A lot of people struggle with that. The people who love this book love it, as do I. The character of this boy is essentially torn between his capacity for violence and his equal-but-opposite capacity for compassion and kindness. This is helped, thematically, by his having a very compassionate sister and a very violent older brother. Which one is Ender? "Ender's Game" is an interesting, morally complex film, wrapped in a big popcorn movie setting.
So it has the pop appeal, but also thematic heaviness?
It offers what any big film must in order to draw people away from their TVs and into the cinema. The reason to go to see this on the big screen is because you need to experience this incredible battle room we've created, these space battles, the zero gravity. It's the most awesome wish-fulfillment moment you can imagine: jumping out into zero-G and float around and play laser tag. This is so cool! It also has as its core a fascinating character study about a young kid who's capable of excessive violence. His journey is to discover: what is my true nature? And if my true nature is leaning that way, how do I pull it back? I'm very bored with films about good vs. evil, or "an evil person attacks me and I'm good, and therefore I can do no wrong" movies. That's such a dangerous philosophy. "Ender's Game" is about the deeper issue: even though I feel right, do I have the capacity to cross a line?

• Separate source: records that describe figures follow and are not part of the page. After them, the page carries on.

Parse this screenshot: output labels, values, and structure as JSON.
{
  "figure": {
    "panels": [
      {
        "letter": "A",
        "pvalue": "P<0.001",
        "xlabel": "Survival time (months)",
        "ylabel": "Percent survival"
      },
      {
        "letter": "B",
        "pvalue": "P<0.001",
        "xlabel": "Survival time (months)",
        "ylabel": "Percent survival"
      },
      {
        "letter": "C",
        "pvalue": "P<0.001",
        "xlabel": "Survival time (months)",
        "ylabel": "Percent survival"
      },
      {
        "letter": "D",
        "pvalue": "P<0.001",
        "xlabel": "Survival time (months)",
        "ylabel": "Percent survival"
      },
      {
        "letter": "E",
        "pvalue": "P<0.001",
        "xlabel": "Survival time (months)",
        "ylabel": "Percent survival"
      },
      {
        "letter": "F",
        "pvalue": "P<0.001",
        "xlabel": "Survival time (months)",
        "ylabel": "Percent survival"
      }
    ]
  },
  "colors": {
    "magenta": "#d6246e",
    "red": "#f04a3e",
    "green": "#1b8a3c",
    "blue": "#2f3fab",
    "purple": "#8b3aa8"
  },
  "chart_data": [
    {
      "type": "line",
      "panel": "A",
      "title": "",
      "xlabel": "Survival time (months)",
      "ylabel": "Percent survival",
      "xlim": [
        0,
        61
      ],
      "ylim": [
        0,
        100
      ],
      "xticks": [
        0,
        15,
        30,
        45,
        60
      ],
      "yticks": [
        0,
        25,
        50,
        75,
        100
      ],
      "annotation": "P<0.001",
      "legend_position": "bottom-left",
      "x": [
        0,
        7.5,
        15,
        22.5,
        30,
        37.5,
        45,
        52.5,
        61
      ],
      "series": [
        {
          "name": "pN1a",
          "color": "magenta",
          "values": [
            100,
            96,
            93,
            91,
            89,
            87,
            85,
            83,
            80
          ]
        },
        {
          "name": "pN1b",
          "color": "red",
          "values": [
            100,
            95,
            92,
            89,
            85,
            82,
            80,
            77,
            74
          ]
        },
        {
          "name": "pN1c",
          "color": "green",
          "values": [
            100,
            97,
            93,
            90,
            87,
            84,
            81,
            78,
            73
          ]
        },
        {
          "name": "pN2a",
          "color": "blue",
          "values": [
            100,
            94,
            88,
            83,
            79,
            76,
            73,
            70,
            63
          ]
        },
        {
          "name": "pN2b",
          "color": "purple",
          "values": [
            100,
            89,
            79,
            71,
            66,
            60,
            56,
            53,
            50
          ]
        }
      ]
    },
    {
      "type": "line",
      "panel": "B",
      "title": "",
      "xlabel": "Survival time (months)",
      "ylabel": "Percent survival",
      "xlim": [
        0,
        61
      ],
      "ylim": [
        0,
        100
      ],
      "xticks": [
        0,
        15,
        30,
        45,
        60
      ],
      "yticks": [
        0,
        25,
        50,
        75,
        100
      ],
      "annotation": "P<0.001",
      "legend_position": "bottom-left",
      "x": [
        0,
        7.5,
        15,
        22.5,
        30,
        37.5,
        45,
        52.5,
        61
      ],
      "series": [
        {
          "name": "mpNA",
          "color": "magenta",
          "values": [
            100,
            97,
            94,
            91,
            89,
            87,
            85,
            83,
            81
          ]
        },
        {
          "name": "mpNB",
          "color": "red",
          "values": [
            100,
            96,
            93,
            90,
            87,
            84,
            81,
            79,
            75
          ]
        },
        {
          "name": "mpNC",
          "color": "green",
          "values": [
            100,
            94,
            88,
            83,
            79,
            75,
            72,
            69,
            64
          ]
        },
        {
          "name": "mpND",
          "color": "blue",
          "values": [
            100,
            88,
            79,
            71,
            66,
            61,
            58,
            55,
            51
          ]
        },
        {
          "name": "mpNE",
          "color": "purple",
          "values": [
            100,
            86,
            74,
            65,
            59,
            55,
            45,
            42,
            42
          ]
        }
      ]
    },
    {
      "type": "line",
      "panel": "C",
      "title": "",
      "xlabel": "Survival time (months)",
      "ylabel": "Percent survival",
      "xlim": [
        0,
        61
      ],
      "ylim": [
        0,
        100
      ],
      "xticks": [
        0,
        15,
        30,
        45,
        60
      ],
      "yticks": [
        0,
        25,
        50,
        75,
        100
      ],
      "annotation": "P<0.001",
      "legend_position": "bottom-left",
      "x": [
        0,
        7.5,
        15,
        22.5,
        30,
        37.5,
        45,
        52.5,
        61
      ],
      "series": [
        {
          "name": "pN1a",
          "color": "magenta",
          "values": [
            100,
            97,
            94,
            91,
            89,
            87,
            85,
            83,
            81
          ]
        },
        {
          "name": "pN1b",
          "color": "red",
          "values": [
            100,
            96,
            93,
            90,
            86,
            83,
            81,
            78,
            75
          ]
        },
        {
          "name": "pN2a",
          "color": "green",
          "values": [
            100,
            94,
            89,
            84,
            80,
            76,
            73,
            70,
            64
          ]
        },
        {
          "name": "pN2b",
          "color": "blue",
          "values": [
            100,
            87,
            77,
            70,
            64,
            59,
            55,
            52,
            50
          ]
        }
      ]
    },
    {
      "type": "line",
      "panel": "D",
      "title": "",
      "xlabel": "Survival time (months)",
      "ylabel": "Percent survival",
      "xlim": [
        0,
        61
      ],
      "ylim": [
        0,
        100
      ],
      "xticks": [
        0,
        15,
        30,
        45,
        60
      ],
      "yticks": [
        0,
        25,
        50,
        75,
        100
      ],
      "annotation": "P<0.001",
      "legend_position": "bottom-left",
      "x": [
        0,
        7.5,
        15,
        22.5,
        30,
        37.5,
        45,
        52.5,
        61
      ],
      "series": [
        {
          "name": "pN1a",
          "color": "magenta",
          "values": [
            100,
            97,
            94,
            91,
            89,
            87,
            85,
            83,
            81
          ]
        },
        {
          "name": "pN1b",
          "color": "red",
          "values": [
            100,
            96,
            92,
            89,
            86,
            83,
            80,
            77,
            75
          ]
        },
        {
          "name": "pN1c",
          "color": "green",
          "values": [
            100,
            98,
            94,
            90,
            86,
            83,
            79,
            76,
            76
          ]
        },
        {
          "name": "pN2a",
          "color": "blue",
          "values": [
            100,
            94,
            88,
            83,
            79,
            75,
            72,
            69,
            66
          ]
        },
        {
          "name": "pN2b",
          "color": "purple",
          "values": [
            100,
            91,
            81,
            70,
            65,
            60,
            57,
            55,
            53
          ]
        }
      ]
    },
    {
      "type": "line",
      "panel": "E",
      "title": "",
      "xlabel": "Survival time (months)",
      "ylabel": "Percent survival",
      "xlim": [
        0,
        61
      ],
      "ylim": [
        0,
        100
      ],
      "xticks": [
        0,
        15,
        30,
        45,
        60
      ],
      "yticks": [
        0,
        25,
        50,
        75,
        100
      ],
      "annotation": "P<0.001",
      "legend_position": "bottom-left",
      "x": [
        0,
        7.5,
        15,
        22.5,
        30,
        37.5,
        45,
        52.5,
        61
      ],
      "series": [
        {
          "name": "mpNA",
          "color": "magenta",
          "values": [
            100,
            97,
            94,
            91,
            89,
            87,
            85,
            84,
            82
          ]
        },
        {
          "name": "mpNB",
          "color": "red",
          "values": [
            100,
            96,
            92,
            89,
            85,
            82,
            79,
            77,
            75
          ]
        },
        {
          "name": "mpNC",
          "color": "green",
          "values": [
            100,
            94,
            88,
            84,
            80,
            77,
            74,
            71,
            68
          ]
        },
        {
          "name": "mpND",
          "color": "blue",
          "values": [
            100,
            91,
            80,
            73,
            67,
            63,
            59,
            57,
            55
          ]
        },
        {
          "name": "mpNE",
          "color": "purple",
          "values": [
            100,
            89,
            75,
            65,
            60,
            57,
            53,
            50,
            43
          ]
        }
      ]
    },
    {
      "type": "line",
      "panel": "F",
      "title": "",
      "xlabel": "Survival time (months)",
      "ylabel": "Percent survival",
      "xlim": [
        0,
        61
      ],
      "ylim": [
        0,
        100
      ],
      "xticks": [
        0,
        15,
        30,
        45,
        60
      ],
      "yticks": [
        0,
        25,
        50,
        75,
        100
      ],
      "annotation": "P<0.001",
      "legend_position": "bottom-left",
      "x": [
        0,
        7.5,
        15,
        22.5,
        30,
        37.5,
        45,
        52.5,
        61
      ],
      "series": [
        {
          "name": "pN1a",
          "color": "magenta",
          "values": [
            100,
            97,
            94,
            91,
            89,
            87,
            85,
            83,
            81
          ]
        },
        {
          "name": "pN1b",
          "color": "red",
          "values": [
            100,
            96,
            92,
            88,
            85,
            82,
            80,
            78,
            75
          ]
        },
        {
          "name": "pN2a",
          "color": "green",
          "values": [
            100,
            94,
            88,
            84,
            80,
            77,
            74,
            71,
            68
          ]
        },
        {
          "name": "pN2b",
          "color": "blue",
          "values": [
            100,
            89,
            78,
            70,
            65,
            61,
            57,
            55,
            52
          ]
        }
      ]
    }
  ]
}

Aesthetically, how did you approach "Ender's Game"? When I think of movies like this, I think of "Tron" and "Logan's Run."
"Tron" is more monochromatic; I'm trying to add with ambers, and the blues and greens of Earth. It's a really restrained palate -- the uniforms have strong primary colours -- but I didn't want it to just be sci-fi blue. I said to the design team, we're not going up into space to be in a black room. We have to create a glass dome. They were worried about costs, so I said I'd rather trim down the number of battle room scenes (I originally had five, now there are four), and do them really well. The Rat Army scene went because I didn't have the budget to do it. I tried to vary it up in terms of colour and lighting every time.
Was it hard to convey such a complicated story while still pleasing the powers that be?
It's still a big action movie. It has to be, or else the studio wouldn't make it, and that's why it hasn't been made for years. The studios were trying to make just the big action version, without any of the other stuff.
This is a very atypical movie for the genre, then.
I have young kids, and I see how much stuff they consume -- and I want them to have deep, meaningful conversations. None of that simple good/evil paradigm. I was drafted into the [South African] military at age 17 and I lost a friend, it was very traumatic. I also formed extremely close friendships with people, it was all so confusing. After my friend died, I was very angry. There are moments in this movie where Ender is disgusted with himself about decisions he makes. That's not a theme that's traditionally in big popcorn movies.
There's another trend in movies right now: At the very end, there's a tacked-on explanatory scene...
Dude. That's what's happening. I know what you're talking about. It's a very political system. Everyone's been raised with this mentality that you can't walk out of the cinema confused. If I give you a total, complete ending, you don't have to debate what you think the ending should be. Then there's no conversation. You get, "Wow, that was cool." I'm always leaning towards making my endings a bit cryptic.
"Ender's Game" opens in theatres on November 1.